Department of Statistics, North Carolina State University.
J Am Stat Assoc. 2023;118(542):1090-1101. doi: 10.1080/01621459.2021.1978467. Epub 2021 Nov 30.
Uncontrolled glycated hemoglobin (HbA1c) levels are associated with adverse events among complex diabetic patients. These adverse events present serious health risks to affected patients and are associated with significant financial costs. Thus, a high-quality predictive model that could identify high-risk patients so as to inform preventative treatment has the potential to improve patient outcomes while reducing healthcare costs. Because the biomarker information needed to predict risk is costly and burdensome, it is desirable that such a model collect only as much information as is needed on each patient so as to render an accurate prediction. We propose a sequential predictive model that uses accumulating patient longitudinal data to classify patients as: high-risk, low-risk, or uncertain. Patients classified as high-risk are then recommended to receive preventative treatment and those classified as low-risk are recommended to standard care. Patients classified as uncertain are monitored until a high-risk or low-risk determination is made. We construct the model using claims and enrollment files from Medicare, linked with patient Electronic Health Records (EHR) data. The proposed model uses functional principal components to accommodate noisy longitudinal data and weighting to deal with missingness and sampling bias. The proposed method demonstrates higher predictive accuracy and lower cost than competing methods in a series of simulation experiments and application to data on complex patients with diabetes.
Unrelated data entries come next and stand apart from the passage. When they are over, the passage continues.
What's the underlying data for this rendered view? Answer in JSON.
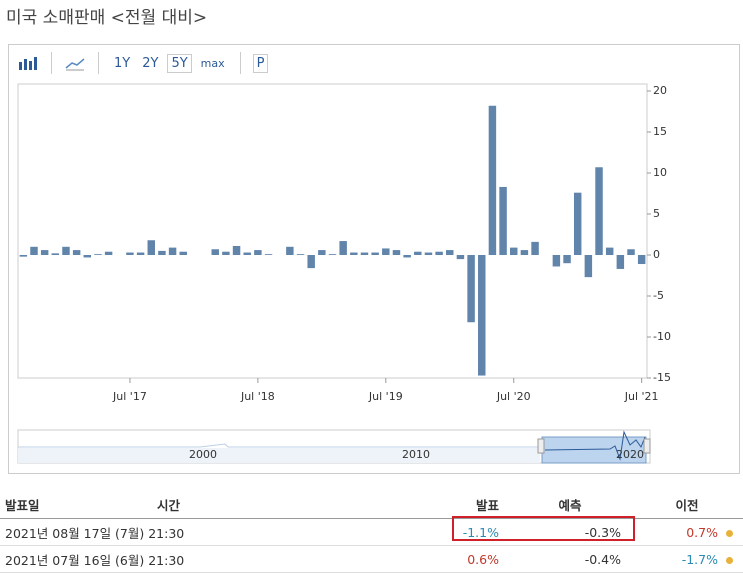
{
  "title": "미국 소매판매 <전월 대비>",
  "toolbar": {
    "ranges": [
      "1Y",
      "2Y",
      "5Y",
      "max"
    ],
    "extra": "P"
  },
  "chart_data": {
    "type": "bar",
    "categories": [
      null,
      null,
      null,
      null,
      null,
      null,
      null,
      null,
      null,
      null,
      "Jul '17",
      null,
      null,
      null,
      null,
      null,
      null,
      null,
      null,
      null,
      null,
      null,
      "Jul '18",
      null,
      null,
      null,
      null,
      null,
      null,
      null,
      null,
      null,
      null,
      null,
      "Jul '19",
      null,
      null,
      null,
      null,
      null,
      null,
      null,
      null,
      null,
      null,
      null,
      "Jul '20",
      null,
      null,
      null,
      null,
      null,
      null,
      null,
      null,
      null,
      null,
      null,
      "Jul '21"
    ],
    "values": [
      -0.2,
      1.0,
      0.6,
      0.2,
      1.0,
      0.6,
      -0.3,
      0.1,
      0.4,
      0.0,
      0.3,
      0.3,
      1.8,
      0.5,
      0.9,
      0.4,
      0.0,
      0.0,
      0.7,
      0.4,
      1.1,
      0.3,
      0.6,
      0.1,
      0.0,
      1.0,
      0.1,
      -1.6,
      0.6,
      0.1,
      1.7,
      0.3,
      0.3,
      0.3,
      0.8,
      0.6,
      -0.3,
      0.4,
      0.3,
      0.4,
      0.6,
      -0.5,
      -8.2,
      -14.7,
      18.2,
      8.3,
      0.9,
      0.6,
      1.6,
      0.0,
      -1.4,
      -1.0,
      7.6,
      -2.7,
      10.7,
      0.9,
      -1.7,
      0.7,
      -1.1
    ],
    "color": "#6184ab",
    "ylim": [
      -15,
      20
    ],
    "yticks": [
      20,
      15,
      10,
      5,
      0,
      -5,
      -10,
      -15
    ],
    "yaxis_position": "right"
  },
  "navigator": {
    "labels": [
      "2000",
      "2010",
      "2020"
    ]
  },
  "table": {
    "header": [
      "발표일",
      "시간",
      "발표",
      "예측",
      "이전"
    ],
    "rows": [
      [
        "2021년 08월 17일 (7월)",
        "21:30",
        "-1.1%",
        "-0.3%",
        "0.7%"
      ],
      [
        "2021년 07월 16일 (6월)",
        "21:30",
        "0.6%",
        "-0.4%",
        "-1.7%"
      ]
    ]
  }
}
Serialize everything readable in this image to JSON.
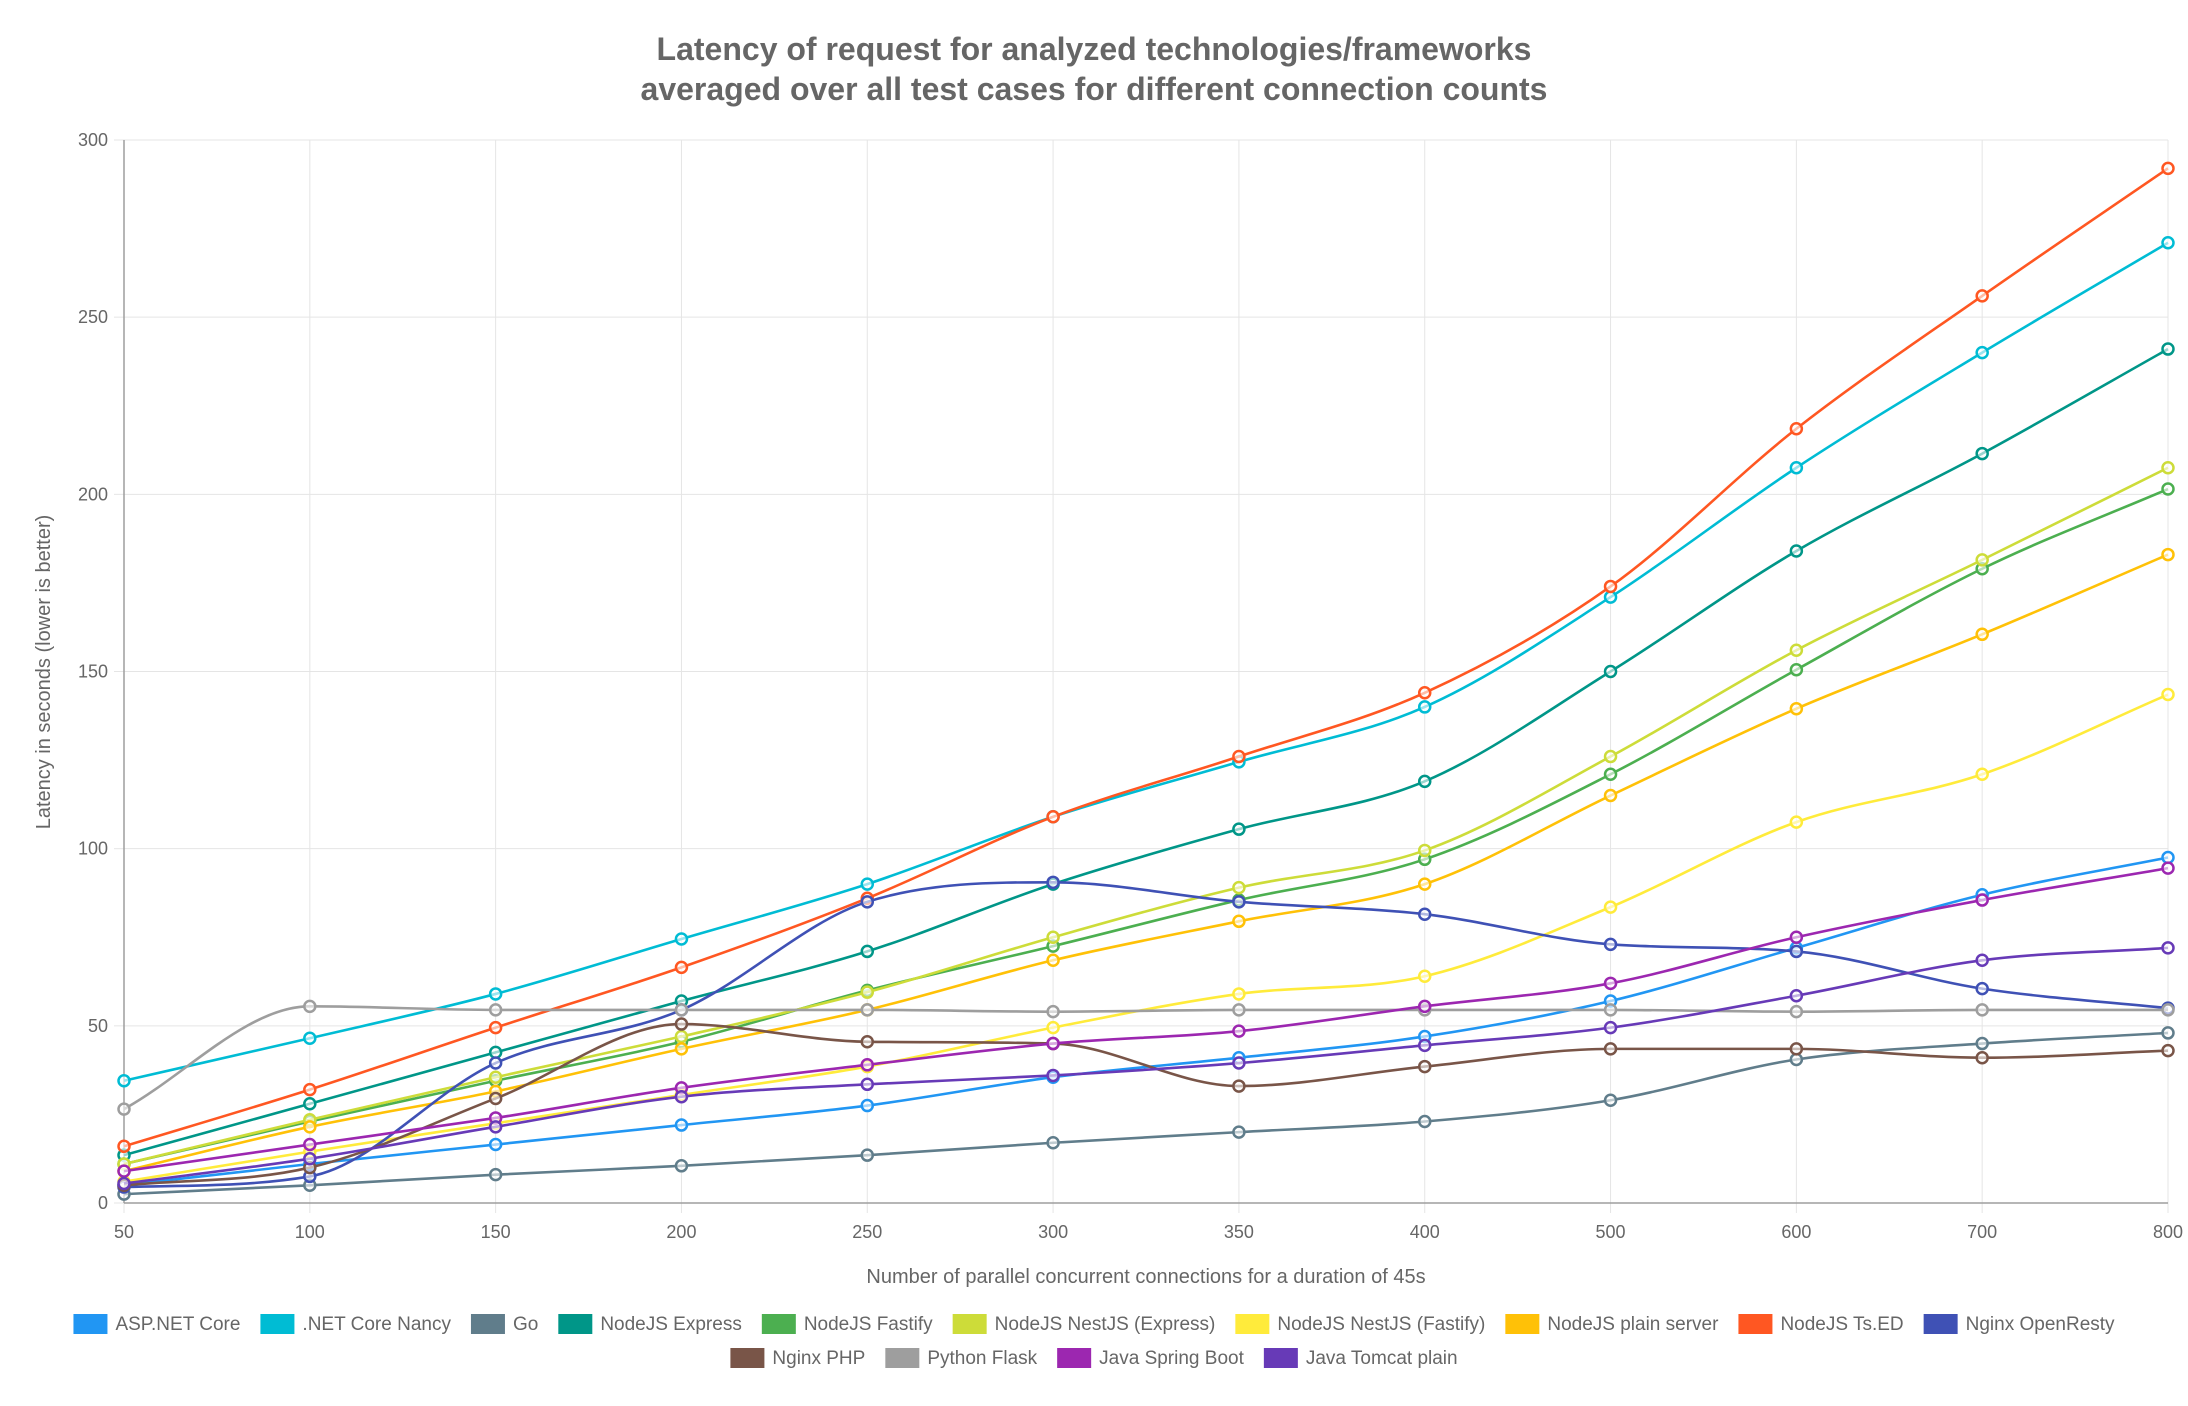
{
  "chart_data": {
    "type": "line",
    "title": [
      "Latency of request for analyzed technologies/frameworks",
      "averaged over all test cases for different connection counts"
    ],
    "xlabel": "Number of parallel concurrent connections for a duration of 45s",
    "ylabel": "Latency in seconds (lower is better)",
    "categories": [
      "50",
      "100",
      "150",
      "200",
      "250",
      "300",
      "350",
      "400",
      "500",
      "600",
      "700",
      "800"
    ],
    "ylim": [
      0,
      300
    ],
    "yticks": [
      0,
      50,
      100,
      150,
      200,
      250,
      300
    ],
    "grid": true,
    "legend_position": "bottom",
    "series": [
      {
        "name": "ASP.NET Core",
        "color": "#2196F3",
        "values": [
          5,
          11,
          16.5,
          22,
          27.5,
          35.5,
          41,
          47,
          57,
          72,
          87,
          97.5
        ]
      },
      {
        "name": ".NET Core Nancy",
        "color": "#00BCD4",
        "values": [
          34.5,
          46.5,
          59,
          74.5,
          90,
          109,
          124.5,
          140,
          171,
          207.5,
          240,
          271
        ]
      },
      {
        "name": "Go",
        "color": "#607D8B",
        "values": [
          2.5,
          5,
          8,
          10.5,
          13.5,
          17,
          20,
          23,
          29,
          40.5,
          45,
          48
        ]
      },
      {
        "name": "NodeJS Express",
        "color": "#009688",
        "values": [
          13.5,
          28,
          42.5,
          57,
          71,
          90,
          105.5,
          119,
          150,
          184,
          211.5,
          241
        ]
      },
      {
        "name": "NodeJS Fastify",
        "color": "#4CAF50",
        "values": [
          11,
          23,
          34.5,
          45.5,
          60,
          72.5,
          85.5,
          97,
          121,
          150.5,
          179,
          201.5
        ]
      },
      {
        "name": "NodeJS NestJS (Express)",
        "color": "#CDDC39",
        "values": [
          11,
          23.5,
          35.5,
          47,
          59.5,
          75,
          89,
          99.5,
          126,
          156,
          181.5,
          207.5
        ]
      },
      {
        "name": "NodeJS NestJS (Fastify)",
        "color": "#FFEB3B",
        "values": [
          6,
          14.5,
          22.5,
          30.5,
          38.5,
          49.5,
          59,
          64,
          83.5,
          107.5,
          121,
          143.5
        ]
      },
      {
        "name": "NodeJS plain server",
        "color": "#FFC107",
        "values": [
          9,
          21.5,
          31.5,
          43.5,
          54.5,
          68.5,
          79.5,
          90,
          115,
          139.5,
          160.5,
          183
        ]
      },
      {
        "name": "NodeJS Ts.ED",
        "color": "#FF5722",
        "values": [
          16,
          32,
          49.5,
          66.5,
          86,
          109,
          126,
          144,
          174,
          218.5,
          256,
          292
        ]
      },
      {
        "name": "Nginx OpenResty",
        "color": "#3F51B5",
        "values": [
          4.5,
          7.5,
          39.5,
          54.5,
          85,
          90.5,
          85,
          81.5,
          73,
          71,
          60.5,
          55
        ]
      },
      {
        "name": "Nginx PHP",
        "color": "#795548",
        "values": [
          5,
          10,
          29.5,
          50.5,
          45.5,
          45,
          33,
          38.5,
          43.5,
          43.5,
          41,
          43
        ]
      },
      {
        "name": "Python Flask",
        "color": "#9E9E9E",
        "values": [
          26.5,
          55.5,
          54.5,
          54.5,
          54.5,
          54,
          54.5,
          54.5,
          54.5,
          54,
          54.5,
          54.5
        ]
      },
      {
        "name": "Java Spring Boot",
        "color": "#9C27B0",
        "values": [
          9,
          16.5,
          24,
          32.5,
          39,
          45,
          48.5,
          55.5,
          62,
          75,
          85.5,
          94.5
        ]
      },
      {
        "name": "Java Tomcat plain",
        "color": "#673AB7",
        "values": [
          5.5,
          12.5,
          21.5,
          30,
          33.5,
          36,
          39.5,
          44.5,
          49.5,
          58.5,
          68.5,
          72
        ]
      }
    ]
  }
}
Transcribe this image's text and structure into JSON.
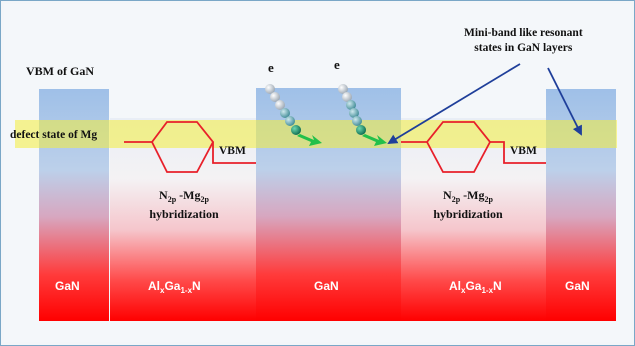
{
  "labels": {
    "vbm_of_gan": "VBM of GaN",
    "defect_state": "defect state of Mg",
    "mini_band_line1": "Mini-band like resonant",
    "mini_band_line2": "states in GaN layers",
    "electron": "e",
    "vbm": "VBM",
    "hyb_n": "N",
    "hyb_n_sub": "2p",
    "hyb_mg": " -Mg",
    "hyb_mg_sub": "2p",
    "hybridization": "hybridization",
    "gan": "GaN",
    "al": "Al",
    "al_sub": "x",
    "ga": "Ga",
    "ga_sub": "1-x",
    "n": "N"
  },
  "colors": {
    "gan_top": "#9fbfe6",
    "algan_top": "#ffffff",
    "band_bottom": "#ff0000",
    "defect_band": "#f4ef3a",
    "red_line": "#e8202a",
    "arrow": "#1f3f9a",
    "green_arrow": "#22c04a"
  }
}
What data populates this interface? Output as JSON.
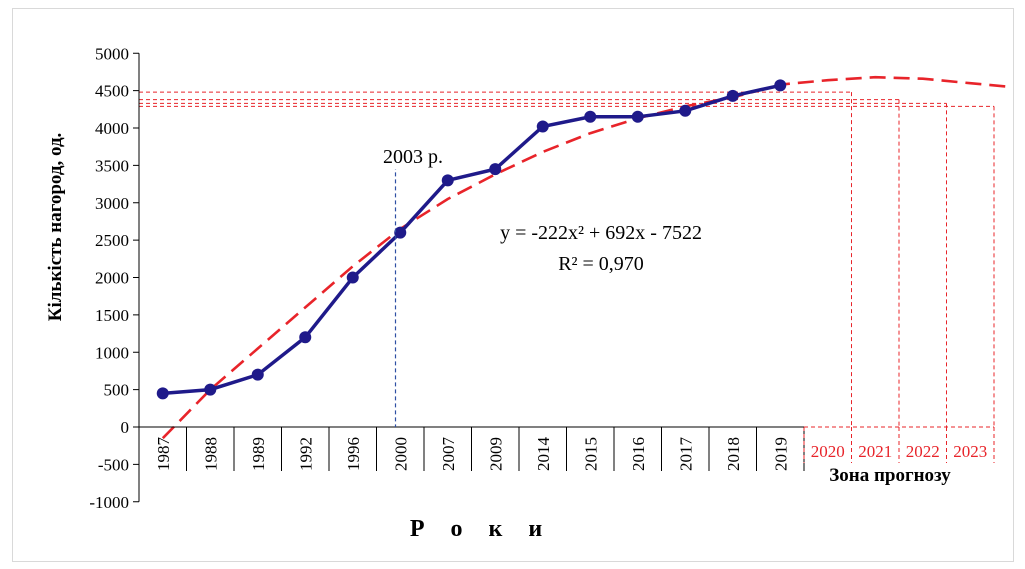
{
  "chart_data": {
    "type": "line",
    "title": "",
    "ylabel": "Кількість нагород, од.",
    "xlabel": "Р о к и",
    "ylim": [
      -1000,
      5000
    ],
    "yticks": [
      "5000",
      "4500",
      "4000",
      "3500",
      "3000",
      "2500",
      "2000",
      "1500",
      "1000",
      "500",
      "0",
      "-500",
      "-1000"
    ],
    "ytick_values": [
      5000,
      4500,
      4000,
      3500,
      3000,
      2500,
      2000,
      1500,
      1000,
      500,
      0,
      -500,
      -1000
    ],
    "categories": [
      "1987",
      "1988",
      "1989",
      "1992",
      "1996",
      "2000",
      "2007",
      "2009",
      "2014",
      "2015",
      "2016",
      "2017",
      "2018",
      "2019"
    ],
    "forecast_categories": [
      "2020",
      "2021",
      "2022",
      "2023"
    ],
    "forecast_zone_label": "Зона прогнозу",
    "series": [
      {
        "values": [
          450,
          500,
          700,
          1200,
          2000,
          2600,
          3300,
          3450,
          4020,
          4150,
          4150,
          4230,
          4430,
          4570
        ],
        "color": "#1f1a8a"
      }
    ],
    "trend": {
      "color": "#e8242a",
      "equation": "y = -222x² + 692x - 7522",
      "r2": "R² = 0,970",
      "values": [
        -150,
        500,
        1050,
        1600,
        2150,
        2650,
        3050,
        3380,
        3680,
        3930,
        4130,
        4290,
        4410,
        4580,
        4640,
        4680,
        4660,
        4600,
        4540
      ]
    },
    "forecast_levels": [
      4480,
      4380,
      4330,
      4290
    ],
    "marker": {
      "label": "2003 р.",
      "position": 5.4,
      "color": "#2e4fa3"
    },
    "grid": false
  }
}
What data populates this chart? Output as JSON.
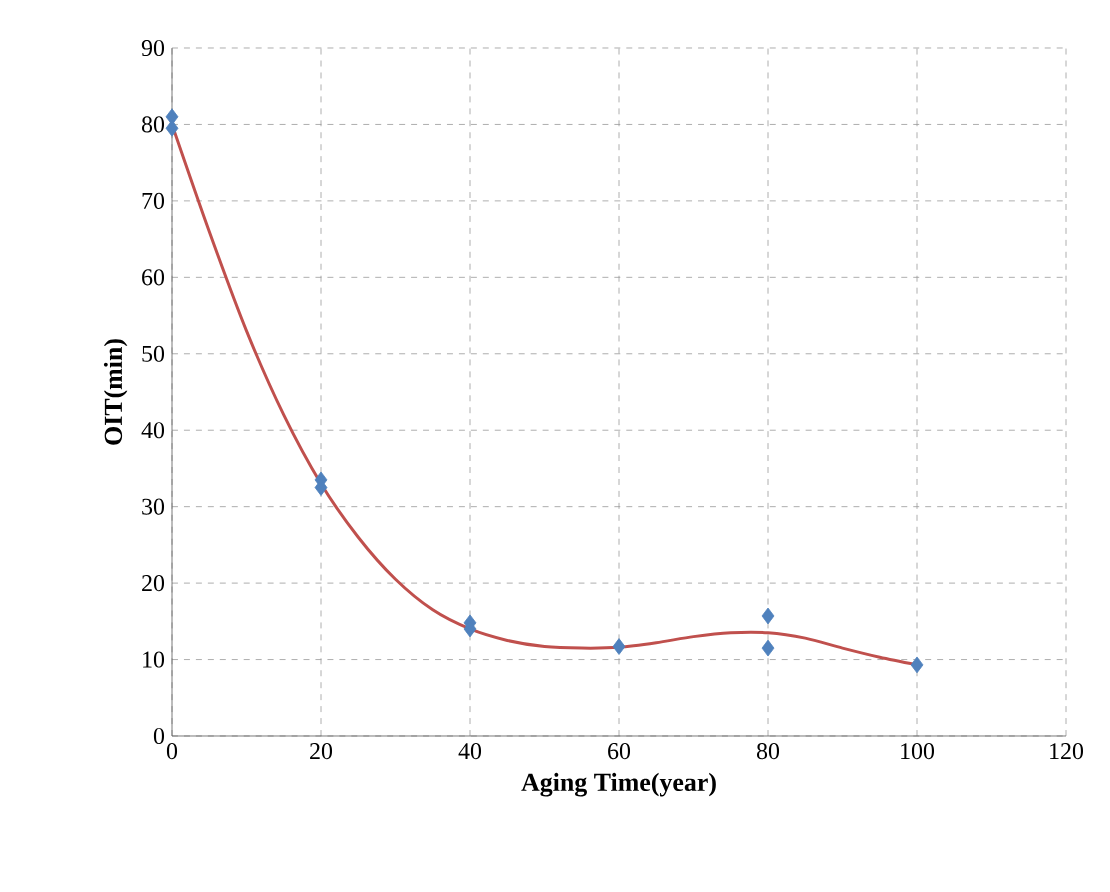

未得到控制的糖化血红蛋白(HbA1c)水平与复杂糖尿病患者的不良事件相关。这些不良事件给受影响的患者带来严重的健康风险,并导致巨大的经济成本。因此,一个高质量的预测模型,能够识别高危患者以便指导预防性治疗,有可能改善患者的治疗结果,同时降低医疗成本。由于预测风险所需的生物标志物信息成本高昂且获取困难,理想的情况是这样一个模型在每个患者身上仅收集所需的尽可能少的信息,以便做出准确的预测。我们提出一种序贯预测模型,该模型利用不断积累的患者纵向数据将患者分类为:高危、低危或不确定。被分类为高危的患者随后被建议接受预防性治疗,而被分类为低危的患者则被建议接受标准治疗。被分类为不确定的患者则进行监测,直到做出高危或低危的判定。我们使用医疗保险的理赔和参保文件构建该模型,并将其与患者电子健康记录(EHR)数据相链接。所提出的模型使用功能主成分来处理有噪声的纵向数据,并使用加权来处理数据缺失和抽样偏差。在一系列模拟实验以及应用于复杂糖尿病患者数据时,所提出的方法比其他竞争方法表现出更高的预测准确性和更低的成本。